Mapping against Ray Data Co

Medium-strong alignment. This is more inside-baseball ML epistemology than the more directly RDCO-mappable “What are we scaling?” essay. But the underlying frames are useful.

Specific connections:

“Imitation learning is continuous with RL” — useful for any Sanity Check piece pushing back on overly clean ML taxonomies. Real systems aren’t pure of any one paradigm.
Fossil-fuels-as-intermediary frame (Sutskever) — borrowable for talking about technical debt, legacy data infrastructure, or stop-gap solutions that critics dismiss as dead-ends but that are actually the necessary path.
1 bit per episode — striking statistic for any piece on AI sample efficiency or “why training is so expensive for so little incremental capability.”
Continual learning hack via SFT-as-tool-call — track this as a near-term LLM architecture prediction. If realized, this is a Sanity Check news beat.
Meta-RL inversion — beautifully clean frame for explaining the LLM-vs-animal-intelligence gap to non-technical readers. Save for a future explainer piece.
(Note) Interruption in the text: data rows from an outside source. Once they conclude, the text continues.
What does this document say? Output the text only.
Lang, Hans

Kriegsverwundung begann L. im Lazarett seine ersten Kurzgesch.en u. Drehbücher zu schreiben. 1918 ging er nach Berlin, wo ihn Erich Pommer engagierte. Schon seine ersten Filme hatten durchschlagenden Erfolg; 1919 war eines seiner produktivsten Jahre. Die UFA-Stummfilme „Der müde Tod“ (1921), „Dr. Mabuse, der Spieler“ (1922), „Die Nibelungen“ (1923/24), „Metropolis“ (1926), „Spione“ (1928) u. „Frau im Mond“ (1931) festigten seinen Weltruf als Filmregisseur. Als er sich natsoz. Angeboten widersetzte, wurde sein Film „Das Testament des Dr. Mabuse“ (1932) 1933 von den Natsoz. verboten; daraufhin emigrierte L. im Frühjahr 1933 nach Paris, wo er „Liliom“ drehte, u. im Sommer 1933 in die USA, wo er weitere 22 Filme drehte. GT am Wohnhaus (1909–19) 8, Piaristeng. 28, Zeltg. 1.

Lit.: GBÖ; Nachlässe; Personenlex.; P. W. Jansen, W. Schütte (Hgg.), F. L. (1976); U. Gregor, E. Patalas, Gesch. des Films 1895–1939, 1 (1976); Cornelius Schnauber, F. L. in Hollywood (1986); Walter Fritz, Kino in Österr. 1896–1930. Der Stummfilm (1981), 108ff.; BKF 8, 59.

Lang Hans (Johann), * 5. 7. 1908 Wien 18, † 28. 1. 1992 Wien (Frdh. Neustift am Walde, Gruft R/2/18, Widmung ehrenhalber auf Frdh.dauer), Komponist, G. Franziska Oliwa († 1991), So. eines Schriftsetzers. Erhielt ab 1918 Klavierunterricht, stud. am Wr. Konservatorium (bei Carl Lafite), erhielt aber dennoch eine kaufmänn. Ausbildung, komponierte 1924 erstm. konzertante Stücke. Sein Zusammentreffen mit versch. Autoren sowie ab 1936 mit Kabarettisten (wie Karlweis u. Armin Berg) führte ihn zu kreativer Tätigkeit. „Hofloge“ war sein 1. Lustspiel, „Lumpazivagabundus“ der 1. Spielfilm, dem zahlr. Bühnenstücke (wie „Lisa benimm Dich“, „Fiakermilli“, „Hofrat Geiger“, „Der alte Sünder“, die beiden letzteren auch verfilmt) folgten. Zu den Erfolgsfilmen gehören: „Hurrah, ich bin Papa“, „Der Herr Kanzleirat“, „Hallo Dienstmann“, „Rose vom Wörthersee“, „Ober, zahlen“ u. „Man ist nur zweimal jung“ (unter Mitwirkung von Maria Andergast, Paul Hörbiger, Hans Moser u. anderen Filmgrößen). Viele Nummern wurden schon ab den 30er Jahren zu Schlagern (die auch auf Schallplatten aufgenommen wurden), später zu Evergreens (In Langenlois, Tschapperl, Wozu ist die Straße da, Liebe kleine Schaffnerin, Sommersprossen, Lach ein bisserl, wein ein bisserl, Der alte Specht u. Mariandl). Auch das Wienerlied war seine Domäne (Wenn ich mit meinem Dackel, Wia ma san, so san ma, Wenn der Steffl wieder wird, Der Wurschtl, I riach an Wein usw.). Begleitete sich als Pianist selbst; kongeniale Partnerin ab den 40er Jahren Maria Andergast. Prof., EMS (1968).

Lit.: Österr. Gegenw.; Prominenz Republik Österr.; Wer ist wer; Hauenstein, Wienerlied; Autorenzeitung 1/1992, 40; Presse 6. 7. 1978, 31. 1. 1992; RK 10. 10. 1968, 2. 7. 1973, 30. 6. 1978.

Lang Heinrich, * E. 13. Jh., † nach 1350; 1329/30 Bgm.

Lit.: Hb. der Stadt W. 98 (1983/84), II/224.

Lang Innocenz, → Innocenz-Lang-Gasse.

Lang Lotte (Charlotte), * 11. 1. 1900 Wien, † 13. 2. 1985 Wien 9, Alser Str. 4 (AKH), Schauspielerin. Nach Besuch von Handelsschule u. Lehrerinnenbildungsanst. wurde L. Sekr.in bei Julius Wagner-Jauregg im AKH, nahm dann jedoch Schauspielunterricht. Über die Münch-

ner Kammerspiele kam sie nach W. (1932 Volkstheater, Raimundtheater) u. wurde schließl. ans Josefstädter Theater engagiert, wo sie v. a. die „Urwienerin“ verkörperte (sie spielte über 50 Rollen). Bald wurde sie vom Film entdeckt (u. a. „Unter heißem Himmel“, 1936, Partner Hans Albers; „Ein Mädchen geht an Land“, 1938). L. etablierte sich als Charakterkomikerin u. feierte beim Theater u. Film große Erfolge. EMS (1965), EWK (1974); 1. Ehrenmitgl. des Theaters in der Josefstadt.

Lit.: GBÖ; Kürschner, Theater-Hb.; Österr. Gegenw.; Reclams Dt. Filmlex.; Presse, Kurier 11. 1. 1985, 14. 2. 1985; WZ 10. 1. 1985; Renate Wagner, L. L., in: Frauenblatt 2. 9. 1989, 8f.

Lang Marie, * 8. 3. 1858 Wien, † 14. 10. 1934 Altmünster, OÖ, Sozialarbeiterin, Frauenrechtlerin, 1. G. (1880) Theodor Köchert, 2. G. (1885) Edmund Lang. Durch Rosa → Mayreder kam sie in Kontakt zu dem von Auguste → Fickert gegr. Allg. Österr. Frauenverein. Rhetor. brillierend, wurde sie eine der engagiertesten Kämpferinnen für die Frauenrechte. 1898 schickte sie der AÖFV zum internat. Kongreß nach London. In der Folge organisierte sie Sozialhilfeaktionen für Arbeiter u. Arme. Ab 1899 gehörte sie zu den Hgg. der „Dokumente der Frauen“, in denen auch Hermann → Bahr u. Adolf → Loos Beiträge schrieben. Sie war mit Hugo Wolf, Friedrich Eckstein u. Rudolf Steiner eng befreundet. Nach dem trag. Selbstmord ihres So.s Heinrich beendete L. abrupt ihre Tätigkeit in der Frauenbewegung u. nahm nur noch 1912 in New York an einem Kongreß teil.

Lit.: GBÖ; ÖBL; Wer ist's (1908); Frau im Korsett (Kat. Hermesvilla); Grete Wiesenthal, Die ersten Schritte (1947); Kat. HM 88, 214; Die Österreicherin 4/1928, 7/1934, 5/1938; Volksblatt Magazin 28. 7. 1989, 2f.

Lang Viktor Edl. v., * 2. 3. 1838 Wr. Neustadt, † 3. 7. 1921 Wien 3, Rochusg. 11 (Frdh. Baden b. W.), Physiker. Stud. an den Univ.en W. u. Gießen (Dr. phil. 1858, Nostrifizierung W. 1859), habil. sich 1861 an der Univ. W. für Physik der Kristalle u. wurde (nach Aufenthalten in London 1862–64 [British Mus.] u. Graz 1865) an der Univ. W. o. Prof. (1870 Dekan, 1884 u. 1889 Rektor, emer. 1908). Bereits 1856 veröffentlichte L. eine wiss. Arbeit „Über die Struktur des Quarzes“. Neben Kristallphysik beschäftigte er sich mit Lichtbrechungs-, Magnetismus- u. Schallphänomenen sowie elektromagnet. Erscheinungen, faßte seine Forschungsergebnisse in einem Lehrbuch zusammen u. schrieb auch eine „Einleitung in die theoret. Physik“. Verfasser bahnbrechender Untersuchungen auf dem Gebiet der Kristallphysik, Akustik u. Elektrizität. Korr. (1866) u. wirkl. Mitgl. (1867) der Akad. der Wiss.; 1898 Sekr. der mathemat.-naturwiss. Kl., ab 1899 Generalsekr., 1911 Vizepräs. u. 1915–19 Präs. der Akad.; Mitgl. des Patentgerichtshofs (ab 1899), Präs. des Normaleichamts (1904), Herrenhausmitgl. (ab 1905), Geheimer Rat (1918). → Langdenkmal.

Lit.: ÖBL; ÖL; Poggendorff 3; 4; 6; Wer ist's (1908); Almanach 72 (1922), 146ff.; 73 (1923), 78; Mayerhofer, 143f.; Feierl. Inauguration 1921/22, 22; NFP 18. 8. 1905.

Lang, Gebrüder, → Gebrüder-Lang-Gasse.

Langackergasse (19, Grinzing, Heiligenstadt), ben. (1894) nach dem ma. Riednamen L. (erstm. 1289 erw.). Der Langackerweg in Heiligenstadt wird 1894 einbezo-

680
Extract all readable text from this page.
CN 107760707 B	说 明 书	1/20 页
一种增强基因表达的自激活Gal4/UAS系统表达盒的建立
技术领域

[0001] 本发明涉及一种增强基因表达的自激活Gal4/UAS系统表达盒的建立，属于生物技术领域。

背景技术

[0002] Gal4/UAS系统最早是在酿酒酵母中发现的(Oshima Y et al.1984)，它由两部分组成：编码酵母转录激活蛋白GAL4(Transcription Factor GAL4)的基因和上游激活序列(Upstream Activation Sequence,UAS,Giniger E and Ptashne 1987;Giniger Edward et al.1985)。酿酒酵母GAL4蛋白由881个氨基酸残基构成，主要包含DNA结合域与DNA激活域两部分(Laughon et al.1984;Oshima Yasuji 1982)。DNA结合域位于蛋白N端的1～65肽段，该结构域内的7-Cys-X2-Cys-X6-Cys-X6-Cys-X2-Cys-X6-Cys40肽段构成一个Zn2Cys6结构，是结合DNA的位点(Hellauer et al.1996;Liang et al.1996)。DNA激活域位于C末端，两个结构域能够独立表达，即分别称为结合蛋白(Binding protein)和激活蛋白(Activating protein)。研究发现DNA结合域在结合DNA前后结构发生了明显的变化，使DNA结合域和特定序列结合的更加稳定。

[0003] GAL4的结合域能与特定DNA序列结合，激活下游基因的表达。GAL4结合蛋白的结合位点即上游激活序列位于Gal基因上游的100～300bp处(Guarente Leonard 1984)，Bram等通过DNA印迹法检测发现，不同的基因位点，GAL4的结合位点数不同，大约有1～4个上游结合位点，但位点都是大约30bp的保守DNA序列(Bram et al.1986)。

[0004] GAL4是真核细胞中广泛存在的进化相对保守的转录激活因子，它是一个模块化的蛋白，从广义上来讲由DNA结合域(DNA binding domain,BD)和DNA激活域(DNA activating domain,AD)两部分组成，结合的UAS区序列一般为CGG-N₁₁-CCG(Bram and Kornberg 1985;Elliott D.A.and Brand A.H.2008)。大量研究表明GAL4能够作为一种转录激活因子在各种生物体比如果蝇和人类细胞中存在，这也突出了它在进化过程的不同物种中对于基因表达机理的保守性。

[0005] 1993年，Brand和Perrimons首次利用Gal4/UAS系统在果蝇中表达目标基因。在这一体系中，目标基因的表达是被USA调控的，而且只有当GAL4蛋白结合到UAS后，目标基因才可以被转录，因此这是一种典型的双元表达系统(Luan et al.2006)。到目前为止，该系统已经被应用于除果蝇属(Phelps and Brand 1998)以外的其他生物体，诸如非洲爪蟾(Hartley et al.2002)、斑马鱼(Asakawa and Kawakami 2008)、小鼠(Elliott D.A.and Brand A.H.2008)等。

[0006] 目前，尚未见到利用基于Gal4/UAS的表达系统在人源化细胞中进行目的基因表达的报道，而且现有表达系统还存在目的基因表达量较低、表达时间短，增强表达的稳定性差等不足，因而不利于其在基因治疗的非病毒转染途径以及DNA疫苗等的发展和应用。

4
Voice fit: This is the kind of patient, multi-layered, non-tribal writing the founder admires. Dwarkesh refuses both the “Sutton is wrong, LLMs are everything” tribe and the “Sutton is right, RLVR is doomed” tribe. Use as a model for handling polarized AI debates without picking a team prematurely.

Sanity Check candidate hook: “An LLM learns one bit per episode. That’s the AI capability story everyone’s missing.”